VILNIUS EXPECTED TO CEDE TO BERLIN’S PRESURE

By Simon Araloff, AIA European Section

AXIS Information and Analysis

April 17, 2006

According to diplomatic sources in Berlin, in the nearest time Algirdas Brazauskas, the head of the Lithuanian government, is scheduled to visit the German capital. From the viewpoint of the hosts, the main objective of the visit is to come up with the explanations of the new German government under Angela Merkel to the Lithuanian leader on the issue of cooperation with Russia in the energy sphere. Brazauskas would be quite unequivocally told that the official Berlin views Moscow as its strategic partner and has no intention to give up cooperation in the energy field, and will do all possible not to tolerate its international isolation. On the basis of confidentiality German diplomats have informed the AIA of establishment of good personal terms between Angela Merkel and Vladimir Putin, including regular phone conversations on diferrent current issues. Accordingly, the Russian-German relations have been striking the right note. In one and a half weeks, April 26-27, in the Russian city of Tomsk the regular Russian-German intergovernmental session is to take place, scheduled to discuss cooperation in different fields, first and foremost, energy sphere. The European Union-Russia summit will follow as the next in Sochi in May. Then the July summit of the full Group of Eight (G-8) will come round and the German side, unlike the Americans, has no doubts on its necessity. And finally, in November, the regular session of the Russian-German “Petersburg Dialogue” forum will be held in Dresden, this time with the participation of the Russian president Putin personally.These and many other active contacts with Moscow are promising considerable economic and political dividends to Berlin in the very near future. This very thing is to be explained to Algirdas Brazauskas during his forthcoming visit to the German capital. He would be proposed either to join the developing cooperation of the two powers by right of the junior partner, or to lag behind the process. In any case, as German diplomats maintain, the chancellery of the Federal Chancellor has no intention to sacrifice good relationship with the Kremlin for the sake of satisfying the pretensions of Vilnius as regards the construction of the German-RussianNorth-European gas pipeline (NEGP).

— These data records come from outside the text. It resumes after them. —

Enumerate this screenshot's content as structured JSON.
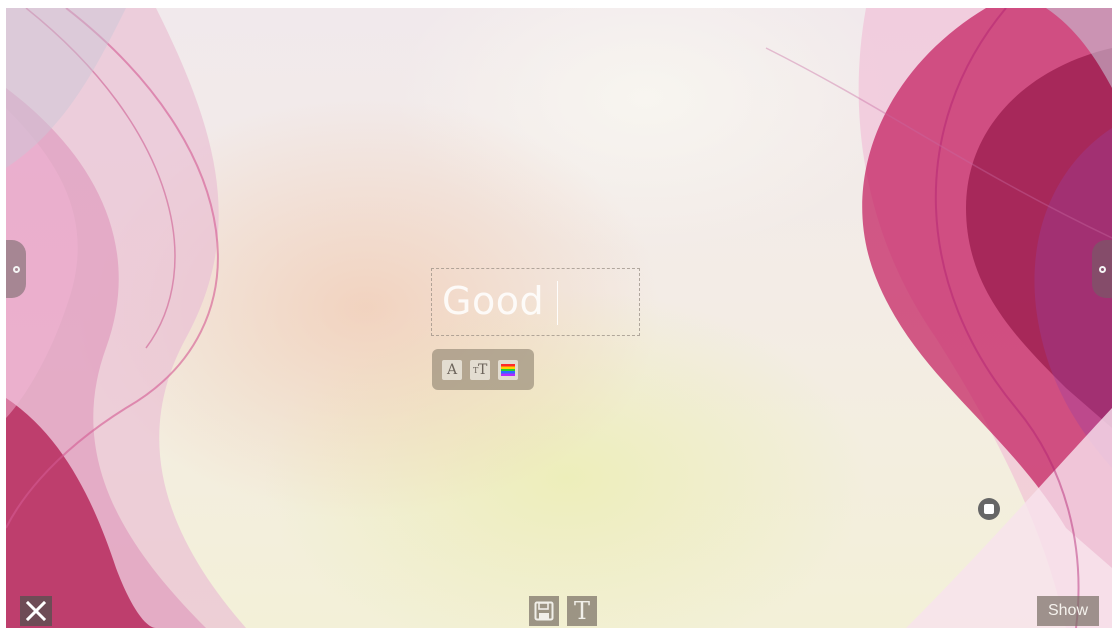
{
  "canvas": {
    "text_value": "Good"
  },
  "format_toolbar": {
    "font_button_label": "A",
    "size_button_small": "T",
    "size_button_big": "T",
    "color_button_icon": "rainbow-color-icon"
  },
  "side_handles": {
    "left_icon": "settings-dot-icon",
    "right_icon": "settings-dot-icon"
  },
  "record_indicator": {
    "icon": "stop-icon"
  },
  "bottom_bar": {
    "close_icon": "close-icon",
    "save_icon": "save-icon",
    "text_button_label": "T",
    "show_label": "Show"
  },
  "colors": {
    "wave_magenta": "#c2185b",
    "wave_pink": "#e880b8",
    "wave_light": "#f4c6dc",
    "background_cream": "#f3f0d8",
    "button_gray": "#786e64"
  }
}
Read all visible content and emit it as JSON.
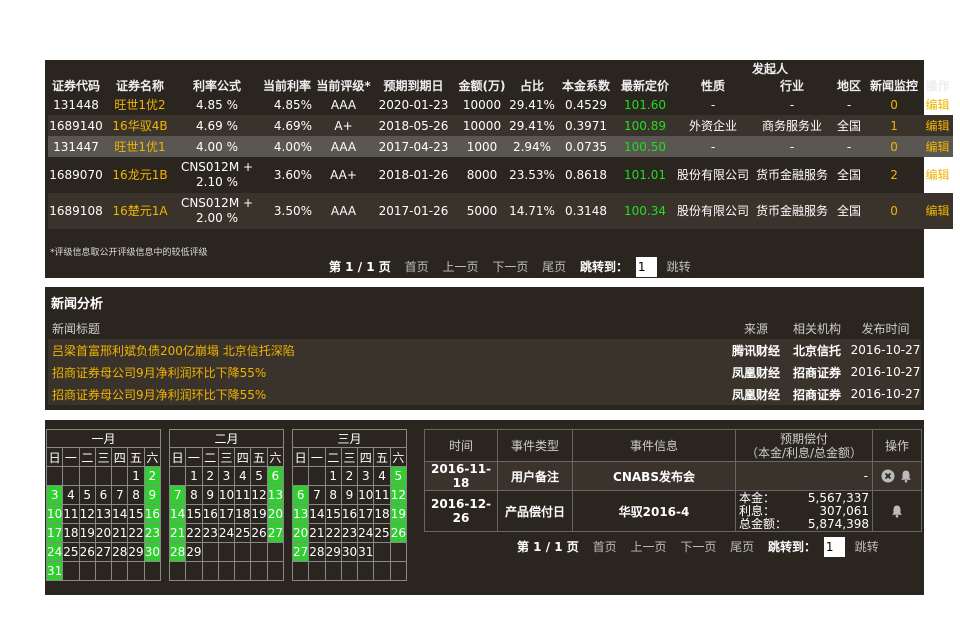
{
  "securities": {
    "group_header": "发起人",
    "headers": [
      "证券代码",
      "证券名称",
      "利率公式",
      "当前利率",
      "当前评级*",
      "预期到期日",
      "金额(万)",
      "占比",
      "本金系数",
      "最新定价",
      "性质",
      "行业",
      "地区",
      "新闻监控",
      "操作"
    ],
    "rows": [
      {
        "code": "131448",
        "name": "旺世1优2",
        "formula": "4.85 %",
        "rate": "4.85%",
        "rating": "AAA",
        "maturity": "2020-01-23",
        "amount": "10000",
        "ratio": "29.41%",
        "factor": "0.4529",
        "price": "101.60",
        "nature": "-",
        "industry": "-",
        "region": "-",
        "monitor": "0",
        "op": "编辑"
      },
      {
        "code": "1689140",
        "name": "16华驭4B",
        "formula": "4.69 %",
        "rate": "4.69%",
        "rating": "A+",
        "maturity": "2018-05-26",
        "amount": "10000",
        "ratio": "29.41%",
        "factor": "0.3971",
        "price": "100.89",
        "nature": "外资企业",
        "industry": "商务服务业",
        "region": "全国",
        "monitor": "1",
        "op": "编辑"
      },
      {
        "code": "131447",
        "name": "旺世1优1",
        "formula": "4.00 %",
        "rate": "4.00%",
        "rating": "AAA",
        "maturity": "2017-04-23",
        "amount": "1000",
        "ratio": "2.94%",
        "factor": "0.0735",
        "price": "100.50",
        "nature": "-",
        "industry": "-",
        "region": "-",
        "monitor": "0",
        "op": "编辑"
      },
      {
        "code": "1689070",
        "name": "16龙元1B",
        "formula_l1": "CNS012M +",
        "formula_l2": "2.10 %",
        "rate": "3.60%",
        "rating": "AA+",
        "maturity": "2018-01-26",
        "amount": "8000",
        "ratio": "23.53%",
        "factor": "0.8618",
        "price": "101.01",
        "nature": "股份有限公司",
        "industry": "货币金融服务",
        "region": "全国",
        "monitor": "2",
        "op": "编辑"
      },
      {
        "code": "1689108",
        "name": "16楚元1A",
        "formula_l1": "CNS012M +",
        "formula_l2": "2.00 %",
        "rate": "3.50%",
        "rating": "AAA",
        "maturity": "2017-01-26",
        "amount": "5000",
        "ratio": "14.71%",
        "factor": "0.3148",
        "price": "100.34",
        "nature": "股份有限公司",
        "industry": "货币金融服务",
        "region": "全国",
        "monitor": "0",
        "op": "编辑"
      }
    ],
    "footnote": "*评级信息取公开评级信息中的较低评级"
  },
  "pager1": {
    "status": "第 1 / 1 页",
    "first": "首页",
    "prev": "上一页",
    "next": "下一页",
    "last": "尾页",
    "jump_label": "跳转到：",
    "page_value": "1",
    "go": "跳转"
  },
  "news": {
    "title": "新闻分析",
    "headers": {
      "title": "新闻标题",
      "source": "来源",
      "org": "相关机构",
      "date": "发布时间"
    },
    "rows": [
      {
        "title": "吕梁首富邢利斌负债200亿崩塌 北京信托深陷",
        "source": "腾讯财经",
        "org": "北京信托",
        "date": "2016-10-27"
      },
      {
        "title": "招商证券母公司9月净利润环比下降55%",
        "source": "凤凰财经",
        "org": "招商证券",
        "date": "2016-10-27"
      },
      {
        "title": "招商证券母公司9月净利润环比下降55%",
        "source": "凤凰财经",
        "org": "招商证券",
        "date": "2016-10-27"
      }
    ]
  },
  "calendar": {
    "weekdays": [
      "日",
      "一",
      "二",
      "三",
      "四",
      "五",
      "六"
    ],
    "months": [
      {
        "name": "一月",
        "weeks": [
          [
            "",
            "",
            "",
            "",
            "",
            "1",
            "2"
          ],
          [
            "3",
            "4",
            "5",
            "6",
            "7",
            "8",
            "9"
          ],
          [
            "10",
            "11",
            "12",
            "13",
            "14",
            "15",
            "16"
          ],
          [
            "17",
            "18",
            "19",
            "20",
            "21",
            "22",
            "23"
          ],
          [
            "24",
            "25",
            "26",
            "27",
            "28",
            "29",
            "30"
          ],
          [
            "31",
            "",
            "",
            "",
            "",
            "",
            ""
          ]
        ]
      },
      {
        "name": "二月",
        "weeks": [
          [
            "",
            "1",
            "2",
            "3",
            "4",
            "5",
            "6"
          ],
          [
            "7",
            "8",
            "9",
            "10",
            "11",
            "12",
            "13"
          ],
          [
            "14",
            "15",
            "16",
            "17",
            "18",
            "19",
            "20"
          ],
          [
            "21",
            "22",
            "23",
            "24",
            "25",
            "26",
            "27"
          ],
          [
            "28",
            "29",
            "",
            "",
            "",
            "",
            ""
          ],
          [
            "",
            "",
            "",
            "",
            "",
            "",
            ""
          ]
        ]
      },
      {
        "name": "三月",
        "weeks": [
          [
            "",
            "",
            "1",
            "2",
            "3",
            "4",
            "5"
          ],
          [
            "6",
            "7",
            "8",
            "9",
            "10",
            "11",
            "12"
          ],
          [
            "13",
            "14",
            "15",
            "16",
            "17",
            "18",
            "19"
          ],
          [
            "20",
            "21",
            "22",
            "23",
            "24",
            "25",
            "26"
          ],
          [
            "27",
            "28",
            "29",
            "30",
            "31",
            "",
            ""
          ],
          [
            "",
            "",
            "",
            "",
            "",
            "",
            ""
          ]
        ]
      }
    ]
  },
  "events": {
    "headers": {
      "time": "时间",
      "type": "事件类型",
      "info": "事件信息",
      "payment_l1": "预期偿付",
      "payment_l2": "（本金/利息/总金额）",
      "op": "操作"
    },
    "rows": [
      {
        "time": "2016-11-18",
        "type": "用户备注",
        "info": "CNABS发布会",
        "payment": "-"
      },
      {
        "time": "2016-12-26",
        "type": "产品偿付日",
        "info": "华驭2016-4",
        "principal_label": "本金：",
        "principal": "5,567,337",
        "interest_label": "利息：",
        "interest": "307,061",
        "total_label": "总金额：",
        "total": "5,874,398"
      }
    ]
  },
  "pager2": {
    "status": "第 1 / 1 页",
    "first": "首页",
    "prev": "上一页",
    "next": "下一页",
    "last": "尾页",
    "jump_label": "跳转到：",
    "page_value": "1",
    "go": "跳转"
  },
  "colors": {
    "panel": "#2b2520",
    "accent": "#f0b400",
    "price": "#22dd22",
    "calendar_highlight": "#33cc33"
  }
}
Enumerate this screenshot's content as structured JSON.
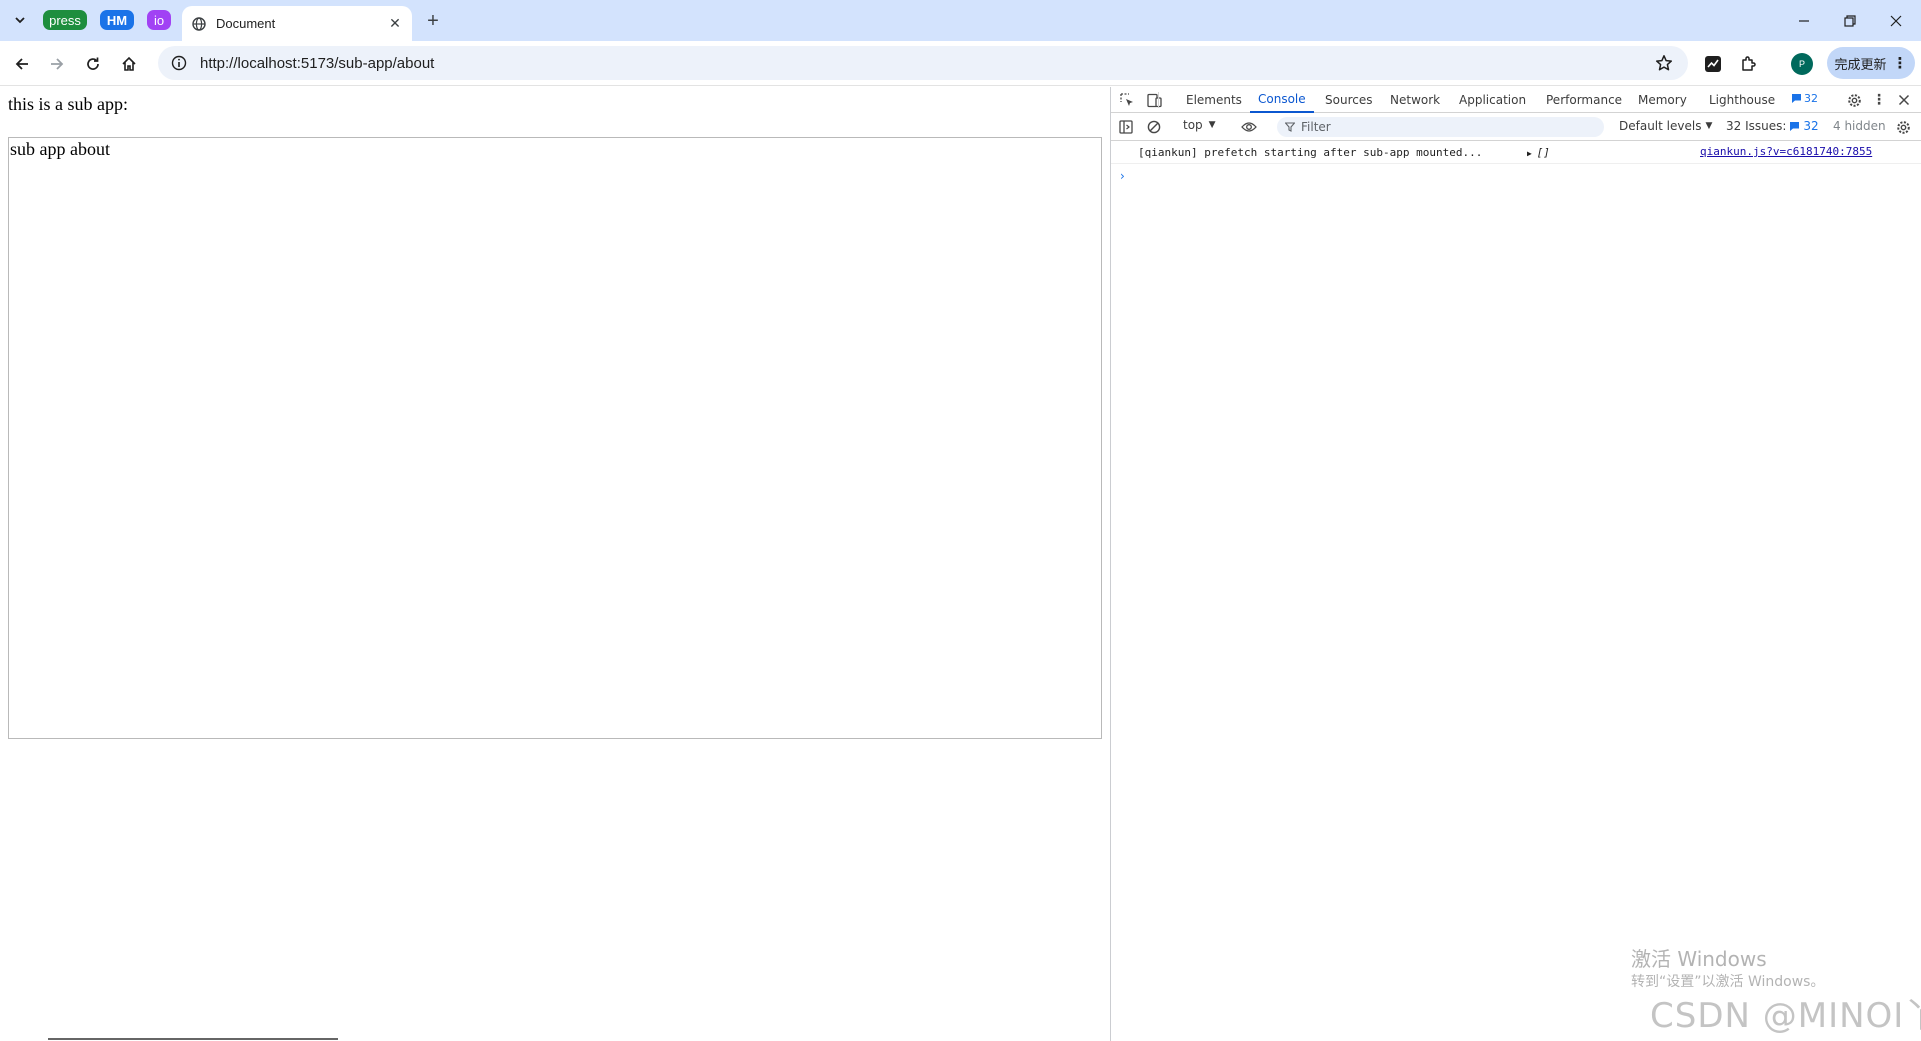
{
  "browser": {
    "pinned_tabs": [
      {
        "label": "press",
        "color": "#1e8e3e"
      },
      {
        "label": "HM",
        "color": "#1a73e8"
      },
      {
        "label": "io",
        "color": "#a142f4"
      }
    ],
    "active_tab": {
      "title": "Document",
      "icon": "globe-icon"
    },
    "url": "http://localhost:5173/sub-app/about",
    "profile_initial": "P",
    "update_button": "完成更新"
  },
  "page": {
    "heading": "this is a sub app:",
    "subapp_text": "sub app about"
  },
  "devtools": {
    "tabs": [
      "Elements",
      "Console",
      "Sources",
      "Network",
      "Application",
      "Performance",
      "Memory",
      "Lighthouse"
    ],
    "active_tab": "Console",
    "issues_badge": "32",
    "context": "top",
    "filter_placeholder": "Filter",
    "levels": "Default levels",
    "issues_label": "32 Issues:",
    "issues_number": "32",
    "hidden": "4 hidden",
    "messages": [
      {
        "text": "[qiankun] prefetch starting after sub-app mounted...",
        "value": "[]",
        "source": "qiankun.js?v=c6181740:7855"
      }
    ]
  },
  "watermarks": {
    "windows_title": "激活 Windows",
    "windows_sub": "转到“设置”以激活 Windows。",
    "csdn": "CSDN @MINOI丫"
  }
}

In this connection the German diplomats have been pointing out that on February 27 the heads of governments of Lithuania, Latvia and Estonia had met in Trakai, Lithuania, and factually reached an agreement on establishment of the joint anti-German-Russian energy front. It was supposed that the basis of it will be set down in the form unified regional power strategy, that was due to be developed in the teamwork till the end of 2006. However only a month later prime ministers of Latvia and Estonia one after another have been invited to Berlin. Aigars Kalvitis of Latvia paid a working visit to the German capital on April 6, and Andrus Ansip of Estonia visited Berlin a week later. They both got roundly the same message that will be delivered to Brazauskas, that is – Germany is not going to abandon its strategic partnership with Russia and suggests the Baltic countries to join its new “advance to the East”. In fact, as it is considered in Vilnius, this has been nothing but Berlin’s diplomatically worded pressure. In an official statement of the Chancellery of the Prime Minister of Latvia, it was announced in this regard that “both sides discussed cooperation in the energy sector”. The Chancellery of the Estonian Prime Minister turned out be more outspoken. It was said in the statement distributed by its press service, that “both sides have discussed in detail the significant role of Russia in providing fuel to Europe and are interested to begin a constructive dialogue with Russia on the subject”. It is worth reminding of the fact that no dialogue with Russia have been envisaged by the agreements reached in Trakai. It is noteworthy in the given context that since the return home of Kalvitis and Ansip, both the official Riga and Tallinn, have not ventured a critical remark addressed to Berlin or Moscow regarding the construction of the German-Russian gas pipeline.

On the eve of the Berlin visit by the last participant of the February Trakai meeting hopes have been expressed in the German capital that Brazauskas would turn out to be not less compliant than his Latvian and Estonian counterparts. It has been reminded in the surroundings of the Chancellor in this occasion that on the morrow of the signing of the German-Russian agreement on the construction of the North-European gas pipeline, the Prime Minister of Lithuania, like many other Lithuanian politicians, had allowed to voice some impartial comments concerning the German leadership, that supposedly had arranged things with Russia on the new division of Europe. However in the next months his anger died out, and he even has been rather quietly talking on such issue as the participation of the Russian oil company LUKOIL in the privatization of the Lithuanian oil refinery Mazeikiu Nafta.